И отправился, со всеми расцеловавшись, в свое с детства знакомое Старое Акшено, где когда-то, при жизни действительного статского советника Платона Богдановича Огарева, служило при господском одном дворе ни мало ни много — пятьсот человек прислуги. Были свои садоводы и повара, ремесленники и артисты, парикмахеры и художники. Оркестр в пятьдесят человек играл, когда Платон Богданович садился за обеденный стол. Теперь там было пусто, тихо. В огромном барском доме освещались только нижние комнаты, где живал, наезжая изредка, сосед и приятель, взявшийся временно за управление, милейший и честнейший Алексей Алексеевич Тучков.

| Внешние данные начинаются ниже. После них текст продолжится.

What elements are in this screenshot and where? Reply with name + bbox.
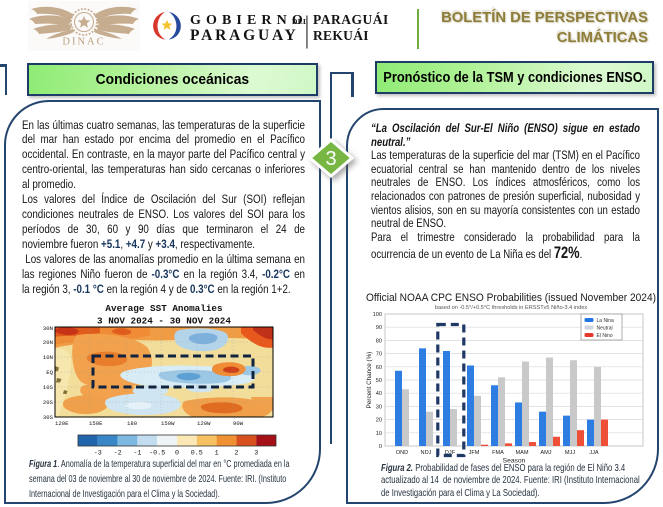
svg-text:MJJ: MJJ — [565, 450, 575, 456]
svg-text:150W: 150W — [161, 420, 175, 427]
svg-text:OND: OND — [396, 450, 408, 456]
svg-text:180: 180 — [127, 420, 138, 427]
svg-text:90W: 90W — [233, 420, 244, 427]
svg-text:Average SST Anomalies: Average SST Anomalies — [105, 303, 223, 314]
svg-text:FMA: FMA — [492, 450, 504, 456]
svg-text:0.5: 0.5 — [191, 450, 203, 458]
svg-text:20S: 20S — [43, 399, 54, 406]
svg-text:0: 0 — [175, 450, 179, 458]
svg-text:-0.5: -0.5 — [149, 450, 165, 458]
svg-text:20N: 20N — [43, 339, 53, 346]
svg-text:3: 3 — [325, 148, 336, 170]
svg-text:Official NOAA CPC ENSO Probabi: Official NOAA CPC ENSO Probabilities (is… — [366, 292, 656, 304]
svg-text:10: 10 — [376, 431, 382, 437]
svg-text:60: 60 — [376, 365, 382, 371]
svg-text:DEL: DEL — [292, 17, 308, 26]
svg-text:40: 40 — [376, 391, 382, 397]
svg-text:120E: 120E — [55, 420, 69, 427]
svg-text:based on -0.5°/+0.5°C threshol: based on -0.5°/+0.5°C thresholds in ERSS… — [435, 305, 588, 311]
svg-text:3: 3 — [254, 450, 258, 458]
svg-text:100: 100 — [373, 312, 382, 318]
svg-text:REKUÁI: REKUÁI — [313, 28, 369, 43]
svg-text:50: 50 — [376, 378, 382, 384]
svg-text:30S: 30S — [43, 414, 54, 421]
svg-text:MAM: MAM — [515, 450, 528, 456]
svg-text:-3: -3 — [94, 450, 102, 458]
svg-text:JFM: JFM — [469, 450, 480, 456]
svg-text:DINAC: DINAC — [62, 37, 105, 48]
svg-text:La Nina: La Nina — [597, 318, 614, 324]
svg-text:AMJ: AMJ — [540, 450, 551, 456]
svg-text:Season: Season — [503, 458, 526, 465]
svg-text:-1: -1 — [133, 450, 141, 458]
svg-text:10N: 10N — [43, 354, 53, 361]
svg-text:GOBIERNO: GOBIERNO — [190, 13, 308, 28]
svg-text:PARAGUÁI: PARAGUÁI — [313, 12, 389, 27]
svg-text:2: 2 — [234, 450, 238, 458]
svg-text:Percent Chance (%): Percent Chance (%) — [366, 352, 373, 409]
svg-text:0: 0 — [379, 444, 382, 450]
svg-text:DJF: DJF — [445, 450, 456, 456]
svg-text:PARAGUAY: PARAGUAY — [190, 27, 299, 44]
svg-text:80: 80 — [376, 338, 382, 344]
svg-text:-2: -2 — [114, 450, 122, 458]
svg-text:1: 1 — [215, 450, 219, 458]
svg-text:30: 30 — [376, 404, 382, 410]
svg-text:EQ: EQ — [46, 369, 53, 376]
svg-text:20: 20 — [376, 418, 382, 424]
svg-text:JJA: JJA — [589, 450, 599, 456]
svg-text:3 NOV 2024 - 30 NOV 2024: 3 NOV 2024 - 30 NOV 2024 — [97, 316, 231, 327]
svg-text:Neutral: Neutral — [597, 326, 613, 332]
svg-text:120W: 120W — [197, 420, 211, 427]
svg-text:El Nino: El Nino — [597, 333, 613, 339]
svg-text:70: 70 — [376, 352, 382, 358]
svg-text:NDJ: NDJ — [421, 450, 432, 456]
svg-text:30N: 30N — [43, 325, 53, 332]
svg-text:150E: 150E — [89, 420, 103, 427]
svg-text:90: 90 — [376, 325, 382, 331]
svg-text:10S: 10S — [43, 384, 54, 391]
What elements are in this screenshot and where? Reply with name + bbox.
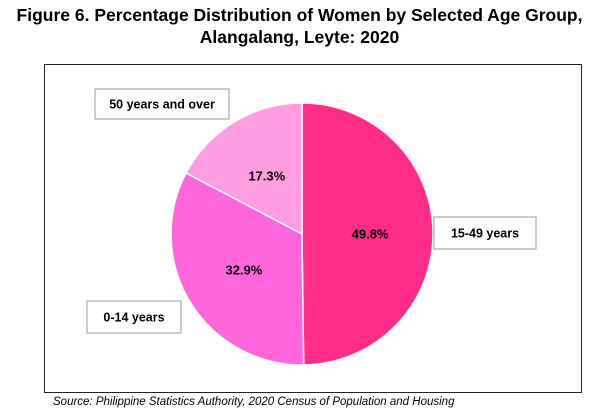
category-label-50-years-and-over: 50 years and over [109, 98, 215, 112]
pie-chart: 49.8% 32.9% 17.3% 15-49 years 0-14 years 50 y… [86, 88, 537, 366]
callout-0-14-years: 0-14 years [86, 300, 182, 334]
data-label-50-years-and-over: 17.3% [248, 169, 285, 184]
callout-box [433, 216, 537, 250]
pie-slice-0-14-years [170, 172, 305, 366]
chart-title-line-1: Figure 6. Percentage Distribution of Wom… [16, 5, 583, 25]
chart-area: 49.8% 32.9% 17.3% 15-49 years 0-14 years 50 y… [44, 64, 582, 393]
source-note: Source: Philippine Statistics Authority,… [53, 396, 455, 408]
pie-slice-15-49-years [301, 102, 434, 366]
chart-title-line-2: Alangalang, Leyte: 2020 [199, 27, 400, 47]
callout-15-49-years: 15-49 years [433, 216, 537, 250]
callout-50-years-and-over: 50 years and over [94, 88, 230, 120]
chart-title: Figure 6. Percentage Distribution of Wom… [0, 4, 599, 48]
pie-slice-50-years-and-over [185, 102, 303, 236]
data-label-0-14-years: 32.9% [225, 263, 262, 278]
category-label-15-49-years: 15-49 years [451, 227, 519, 241]
data-label-15-49-years: 49.8% [352, 227, 389, 242]
category-label-0-14-years: 0-14 years [103, 311, 164, 325]
callout-box [86, 300, 182, 334]
callout-box [94, 88, 230, 120]
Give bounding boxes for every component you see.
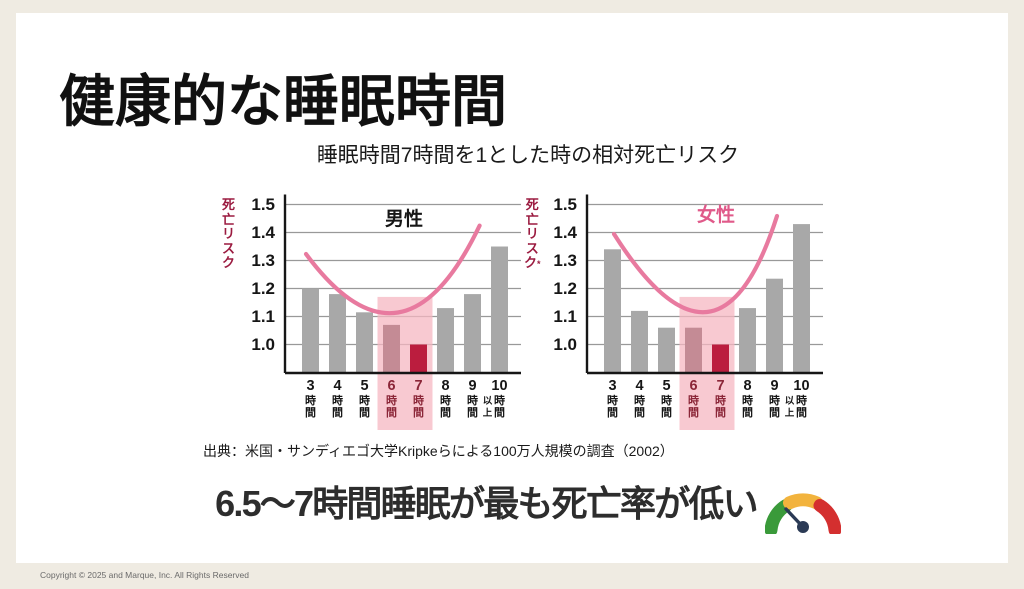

И здесь же, в Пензенской губернии, как когда-то, неожиданно и врасплох вновь застигла Огарева любовь. Наталью Тучкову — дочь соседа по имению и близкого приятеля — знал он еще шестилетней девочкой, когда жил здесь в ссылке. Да и раньше видел, летом навещая отца, но тогда, должно быть, и вовсе не замечал. С маленькой Наташей играла его жена, когда они к соседям езживали. Но вот незаметно и стремительно пронеслись суматошные годы то ли странствий, то ли поисков себя, и теперь он встретил у Тучкова семнадцатилетнюю, развившуюся вполне девицу, очень бойкую, чуть угловатую, прелестную. Относиться к нему она сразу же стала, как к отцу: с почтением, чуть насмешливо, по-родственному. Свои тридцать три он ощущал в ее присутствии как шестьдесят: говорил солидно и рассудительно, советовал, что читать, со взрослым снисхождением выслушивал. Слушать, впрочем, было преинтересно. Темпераментная и живая речь ее, болтливость молодости вкупе с женской наблюдательностью и явным, хоть и неразвитым умом, память великолепная (О, юность! Сам Огарев уже нередко вдруг спотыкался, забывая названия или имена) — да плюс еще полуосознанное желание нравиться — все это придавало разговорам их обаяние и прелесть невыразимую. Для Огарева — пагубную, что он быстро очень понял. А поняв, принял решительные меры. Нет, нет, ездить не перестал, это было свыше его сил, да и невозможно вдруг порвать стародавнюю дружбу. Но все время, все часы и дни, что проводил он у Тучковых в их имении, неотрывно и пристально принялся за собой следить, чтоб надежнее себя в руках держать и ничем, никак не выказать то сладостное и рвущееся томление, что вызывал в нем один звук ее речи, один вид ее чуть неряшливого светлого платьица, любая гримаска обильного мимикой лица.